The Weather Woman
Neva, a Russian girl, has a gift—she can predict the weather. In January 1789, the Thames is frozen over, and London is enjoying a Frost Fair. Three-year-old Neva mimics the sound of ice melting, but the adults don’t heed her warning. She can also read ‘the weather inside people’. Her mother, fiery red, and her father, ice-blue, fight constantly, and she lives in terror.
An accident kills her parents, and Neva takes up with Victor Friezland, a clockmaker, who is also Russian. She wears boys’ clothes, puts on blue-lensed spectacles, and calls herself Eugene Jonas. People are noticing that her predictions about the weather always come true. Victor fears for her safety and builds an automaton to have her speak through. Neva then meets Henri Dênou, Lord Wardell’s nephew. He bets on her forecasts and wins. In the guise of Eugene Jonas, she goes to a club with Henri and has a whale of a time.
Though this isn’t a comedy, there are errors of miscommunication and misunderstanding. Mix-ups arise when lovers don’t declare themselves, complicated by them dressing up as the opposite gender. Letters remain unsent. Victor’s death—and his surprising will—brings all the characters into conflict.
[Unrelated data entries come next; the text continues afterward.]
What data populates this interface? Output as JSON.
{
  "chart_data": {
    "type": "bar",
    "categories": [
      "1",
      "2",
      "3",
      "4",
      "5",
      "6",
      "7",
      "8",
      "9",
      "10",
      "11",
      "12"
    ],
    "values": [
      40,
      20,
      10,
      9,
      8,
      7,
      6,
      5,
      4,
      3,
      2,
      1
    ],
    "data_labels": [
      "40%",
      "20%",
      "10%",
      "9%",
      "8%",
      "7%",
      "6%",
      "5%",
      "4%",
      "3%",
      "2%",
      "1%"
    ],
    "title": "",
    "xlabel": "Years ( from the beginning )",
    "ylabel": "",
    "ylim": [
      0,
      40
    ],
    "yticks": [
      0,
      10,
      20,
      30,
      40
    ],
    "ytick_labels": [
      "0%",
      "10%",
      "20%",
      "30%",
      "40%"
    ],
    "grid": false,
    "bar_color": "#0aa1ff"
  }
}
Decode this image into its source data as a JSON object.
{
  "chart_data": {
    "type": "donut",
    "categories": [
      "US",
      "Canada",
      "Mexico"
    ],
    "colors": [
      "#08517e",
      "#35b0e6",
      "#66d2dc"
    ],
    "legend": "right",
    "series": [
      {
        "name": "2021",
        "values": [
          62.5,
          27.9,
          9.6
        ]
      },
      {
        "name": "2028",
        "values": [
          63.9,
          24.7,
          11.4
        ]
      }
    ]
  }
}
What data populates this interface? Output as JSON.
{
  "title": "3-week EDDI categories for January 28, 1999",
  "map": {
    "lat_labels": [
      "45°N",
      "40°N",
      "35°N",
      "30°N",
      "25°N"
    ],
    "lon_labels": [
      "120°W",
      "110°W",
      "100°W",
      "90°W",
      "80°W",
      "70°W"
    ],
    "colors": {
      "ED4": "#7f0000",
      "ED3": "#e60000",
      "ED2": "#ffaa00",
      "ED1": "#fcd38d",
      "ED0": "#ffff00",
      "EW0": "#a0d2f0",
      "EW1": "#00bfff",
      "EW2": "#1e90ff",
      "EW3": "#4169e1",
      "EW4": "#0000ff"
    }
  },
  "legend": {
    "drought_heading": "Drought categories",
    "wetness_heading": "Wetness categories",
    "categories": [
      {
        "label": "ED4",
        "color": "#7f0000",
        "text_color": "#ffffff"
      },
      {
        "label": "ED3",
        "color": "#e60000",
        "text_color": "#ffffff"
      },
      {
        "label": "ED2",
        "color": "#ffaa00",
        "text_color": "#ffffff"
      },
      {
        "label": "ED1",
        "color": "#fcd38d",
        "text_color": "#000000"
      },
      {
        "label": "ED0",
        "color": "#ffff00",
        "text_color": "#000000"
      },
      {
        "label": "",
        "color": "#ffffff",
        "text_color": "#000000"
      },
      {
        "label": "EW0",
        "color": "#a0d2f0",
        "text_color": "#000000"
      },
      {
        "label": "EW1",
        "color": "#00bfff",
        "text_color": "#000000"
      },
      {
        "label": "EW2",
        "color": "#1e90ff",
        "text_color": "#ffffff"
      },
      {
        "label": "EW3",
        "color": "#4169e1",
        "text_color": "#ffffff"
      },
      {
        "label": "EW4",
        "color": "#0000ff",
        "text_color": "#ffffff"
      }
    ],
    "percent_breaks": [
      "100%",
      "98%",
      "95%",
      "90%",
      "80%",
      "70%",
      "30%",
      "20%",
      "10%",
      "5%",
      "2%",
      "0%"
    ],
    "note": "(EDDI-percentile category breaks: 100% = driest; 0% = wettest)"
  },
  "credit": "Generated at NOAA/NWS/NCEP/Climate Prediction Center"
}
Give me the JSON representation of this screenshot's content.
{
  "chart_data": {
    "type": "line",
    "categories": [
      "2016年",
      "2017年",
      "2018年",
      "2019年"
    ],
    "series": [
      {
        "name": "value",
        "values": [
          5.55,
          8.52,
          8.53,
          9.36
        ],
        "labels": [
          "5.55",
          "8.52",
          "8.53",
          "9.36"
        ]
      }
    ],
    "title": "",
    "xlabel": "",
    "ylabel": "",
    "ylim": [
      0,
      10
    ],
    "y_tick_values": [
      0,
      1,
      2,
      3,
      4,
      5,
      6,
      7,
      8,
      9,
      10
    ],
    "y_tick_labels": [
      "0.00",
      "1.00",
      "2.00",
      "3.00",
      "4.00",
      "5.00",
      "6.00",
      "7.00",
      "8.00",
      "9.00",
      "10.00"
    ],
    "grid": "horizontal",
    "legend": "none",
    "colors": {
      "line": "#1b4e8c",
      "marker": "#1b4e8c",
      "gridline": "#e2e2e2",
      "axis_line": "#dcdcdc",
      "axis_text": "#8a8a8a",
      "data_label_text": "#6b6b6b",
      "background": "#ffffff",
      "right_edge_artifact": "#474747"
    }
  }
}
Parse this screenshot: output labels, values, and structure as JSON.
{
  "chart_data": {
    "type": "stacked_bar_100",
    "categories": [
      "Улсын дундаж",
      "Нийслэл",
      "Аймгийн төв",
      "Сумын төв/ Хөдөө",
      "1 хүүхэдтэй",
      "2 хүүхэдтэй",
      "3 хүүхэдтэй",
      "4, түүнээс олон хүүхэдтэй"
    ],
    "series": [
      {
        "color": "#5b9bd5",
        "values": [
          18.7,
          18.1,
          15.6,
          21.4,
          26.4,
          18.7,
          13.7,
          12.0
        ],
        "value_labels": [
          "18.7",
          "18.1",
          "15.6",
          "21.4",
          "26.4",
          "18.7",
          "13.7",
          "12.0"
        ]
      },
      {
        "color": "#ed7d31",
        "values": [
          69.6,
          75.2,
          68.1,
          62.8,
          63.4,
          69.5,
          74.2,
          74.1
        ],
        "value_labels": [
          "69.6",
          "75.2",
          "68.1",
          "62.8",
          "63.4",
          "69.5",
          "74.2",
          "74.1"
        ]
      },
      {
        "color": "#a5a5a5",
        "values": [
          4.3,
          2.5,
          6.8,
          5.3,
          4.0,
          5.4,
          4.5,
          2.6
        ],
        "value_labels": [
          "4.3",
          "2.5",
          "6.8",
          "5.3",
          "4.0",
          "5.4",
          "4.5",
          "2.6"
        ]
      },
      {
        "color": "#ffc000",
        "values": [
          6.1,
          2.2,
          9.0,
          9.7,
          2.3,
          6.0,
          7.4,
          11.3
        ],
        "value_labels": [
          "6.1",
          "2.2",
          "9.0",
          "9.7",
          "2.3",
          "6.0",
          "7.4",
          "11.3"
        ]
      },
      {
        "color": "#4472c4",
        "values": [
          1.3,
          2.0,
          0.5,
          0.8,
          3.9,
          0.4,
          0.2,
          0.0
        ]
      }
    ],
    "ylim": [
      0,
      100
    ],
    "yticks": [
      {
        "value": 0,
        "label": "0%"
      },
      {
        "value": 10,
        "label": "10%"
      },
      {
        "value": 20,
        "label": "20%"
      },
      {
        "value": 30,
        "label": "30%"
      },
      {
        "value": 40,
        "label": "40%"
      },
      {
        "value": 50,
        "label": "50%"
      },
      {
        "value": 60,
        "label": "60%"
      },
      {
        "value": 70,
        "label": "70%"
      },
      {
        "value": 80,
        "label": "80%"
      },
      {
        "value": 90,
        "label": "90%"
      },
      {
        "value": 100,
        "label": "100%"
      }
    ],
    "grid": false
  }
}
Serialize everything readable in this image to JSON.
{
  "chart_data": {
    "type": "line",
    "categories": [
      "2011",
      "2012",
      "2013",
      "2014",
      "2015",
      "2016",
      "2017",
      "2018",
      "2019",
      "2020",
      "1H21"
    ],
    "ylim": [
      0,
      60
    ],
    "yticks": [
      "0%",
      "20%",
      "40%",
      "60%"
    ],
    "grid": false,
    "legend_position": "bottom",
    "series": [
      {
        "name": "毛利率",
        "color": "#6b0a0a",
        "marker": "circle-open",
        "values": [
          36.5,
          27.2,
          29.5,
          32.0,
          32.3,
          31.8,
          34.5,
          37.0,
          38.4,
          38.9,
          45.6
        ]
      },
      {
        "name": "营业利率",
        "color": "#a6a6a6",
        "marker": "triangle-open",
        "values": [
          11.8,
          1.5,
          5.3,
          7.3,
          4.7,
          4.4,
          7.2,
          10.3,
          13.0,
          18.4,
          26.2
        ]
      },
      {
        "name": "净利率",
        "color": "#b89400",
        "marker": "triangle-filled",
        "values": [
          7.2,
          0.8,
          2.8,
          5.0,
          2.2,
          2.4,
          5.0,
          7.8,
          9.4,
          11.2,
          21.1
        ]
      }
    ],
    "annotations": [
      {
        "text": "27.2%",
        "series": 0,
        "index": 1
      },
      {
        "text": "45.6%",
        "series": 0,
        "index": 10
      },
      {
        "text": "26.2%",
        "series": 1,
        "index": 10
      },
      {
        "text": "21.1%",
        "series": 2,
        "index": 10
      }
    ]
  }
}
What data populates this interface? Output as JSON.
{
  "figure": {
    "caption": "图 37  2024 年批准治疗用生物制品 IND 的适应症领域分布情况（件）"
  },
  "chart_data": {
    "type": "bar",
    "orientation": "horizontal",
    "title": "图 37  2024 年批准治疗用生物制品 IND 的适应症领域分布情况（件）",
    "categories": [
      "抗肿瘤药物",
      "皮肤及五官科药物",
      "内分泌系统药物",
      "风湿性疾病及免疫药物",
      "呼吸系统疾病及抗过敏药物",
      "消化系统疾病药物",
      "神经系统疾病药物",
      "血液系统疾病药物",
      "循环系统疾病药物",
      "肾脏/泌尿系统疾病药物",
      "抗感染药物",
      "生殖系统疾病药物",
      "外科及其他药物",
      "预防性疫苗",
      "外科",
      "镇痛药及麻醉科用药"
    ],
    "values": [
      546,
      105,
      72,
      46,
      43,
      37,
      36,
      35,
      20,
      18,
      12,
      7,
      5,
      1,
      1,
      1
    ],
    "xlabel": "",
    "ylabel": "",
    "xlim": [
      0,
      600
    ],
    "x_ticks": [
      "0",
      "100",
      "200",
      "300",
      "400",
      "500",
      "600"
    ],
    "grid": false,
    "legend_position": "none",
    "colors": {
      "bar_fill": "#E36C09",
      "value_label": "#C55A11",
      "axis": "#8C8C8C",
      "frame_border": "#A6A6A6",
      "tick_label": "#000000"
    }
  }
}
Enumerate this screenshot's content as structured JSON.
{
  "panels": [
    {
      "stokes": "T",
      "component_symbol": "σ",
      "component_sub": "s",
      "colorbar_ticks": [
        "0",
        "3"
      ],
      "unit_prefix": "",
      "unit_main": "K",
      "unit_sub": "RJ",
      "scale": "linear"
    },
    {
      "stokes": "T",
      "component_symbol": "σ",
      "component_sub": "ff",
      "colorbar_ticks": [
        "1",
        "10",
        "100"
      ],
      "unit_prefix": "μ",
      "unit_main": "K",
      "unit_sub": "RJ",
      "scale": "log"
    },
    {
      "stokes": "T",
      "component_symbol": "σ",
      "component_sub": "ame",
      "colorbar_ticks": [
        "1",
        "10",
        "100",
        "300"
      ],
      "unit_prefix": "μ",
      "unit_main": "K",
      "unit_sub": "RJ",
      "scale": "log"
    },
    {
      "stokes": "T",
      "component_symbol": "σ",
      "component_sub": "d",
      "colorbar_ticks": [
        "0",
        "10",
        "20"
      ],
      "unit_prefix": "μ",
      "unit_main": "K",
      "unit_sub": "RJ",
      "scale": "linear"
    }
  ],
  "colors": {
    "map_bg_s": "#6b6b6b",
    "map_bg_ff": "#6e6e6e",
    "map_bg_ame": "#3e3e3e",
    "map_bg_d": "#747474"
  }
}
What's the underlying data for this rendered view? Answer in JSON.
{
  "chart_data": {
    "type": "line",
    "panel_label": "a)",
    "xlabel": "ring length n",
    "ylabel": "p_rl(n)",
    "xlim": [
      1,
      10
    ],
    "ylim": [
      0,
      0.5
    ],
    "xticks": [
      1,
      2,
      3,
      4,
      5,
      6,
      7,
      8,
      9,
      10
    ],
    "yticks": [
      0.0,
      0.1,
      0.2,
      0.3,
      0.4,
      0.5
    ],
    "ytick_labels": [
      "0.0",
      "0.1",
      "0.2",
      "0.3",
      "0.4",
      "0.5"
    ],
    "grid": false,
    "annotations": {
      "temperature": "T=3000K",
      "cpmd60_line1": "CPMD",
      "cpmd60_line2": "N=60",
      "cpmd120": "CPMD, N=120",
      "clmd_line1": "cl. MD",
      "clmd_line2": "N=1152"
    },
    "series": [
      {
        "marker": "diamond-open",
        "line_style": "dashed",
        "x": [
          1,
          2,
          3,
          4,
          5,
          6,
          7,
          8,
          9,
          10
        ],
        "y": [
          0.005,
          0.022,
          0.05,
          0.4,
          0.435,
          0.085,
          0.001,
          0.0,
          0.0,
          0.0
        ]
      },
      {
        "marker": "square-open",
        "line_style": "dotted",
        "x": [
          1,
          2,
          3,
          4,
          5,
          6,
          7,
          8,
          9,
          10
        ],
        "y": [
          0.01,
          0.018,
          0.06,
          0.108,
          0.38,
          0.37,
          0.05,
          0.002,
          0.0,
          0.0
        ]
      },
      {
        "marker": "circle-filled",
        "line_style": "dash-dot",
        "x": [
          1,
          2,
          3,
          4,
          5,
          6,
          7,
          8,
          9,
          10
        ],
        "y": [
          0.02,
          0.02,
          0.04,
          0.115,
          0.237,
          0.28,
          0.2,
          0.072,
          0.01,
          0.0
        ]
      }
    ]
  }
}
Any period would love to have a magic weather-predicting machine, but there’s a quirky Regency feel to the story of Neva’s special power. This is a period when people were fascinated by magicians and mesmerism. Modern readers can appreciate a tale of female empowerment, and there’s a climate change message in Neva’s predictions. The early chapters, and the three-year-old voice, are very good, and Neva’s voice is strong throughout. The interplay between characters is full of love, jealousy, greed, and skulduggery.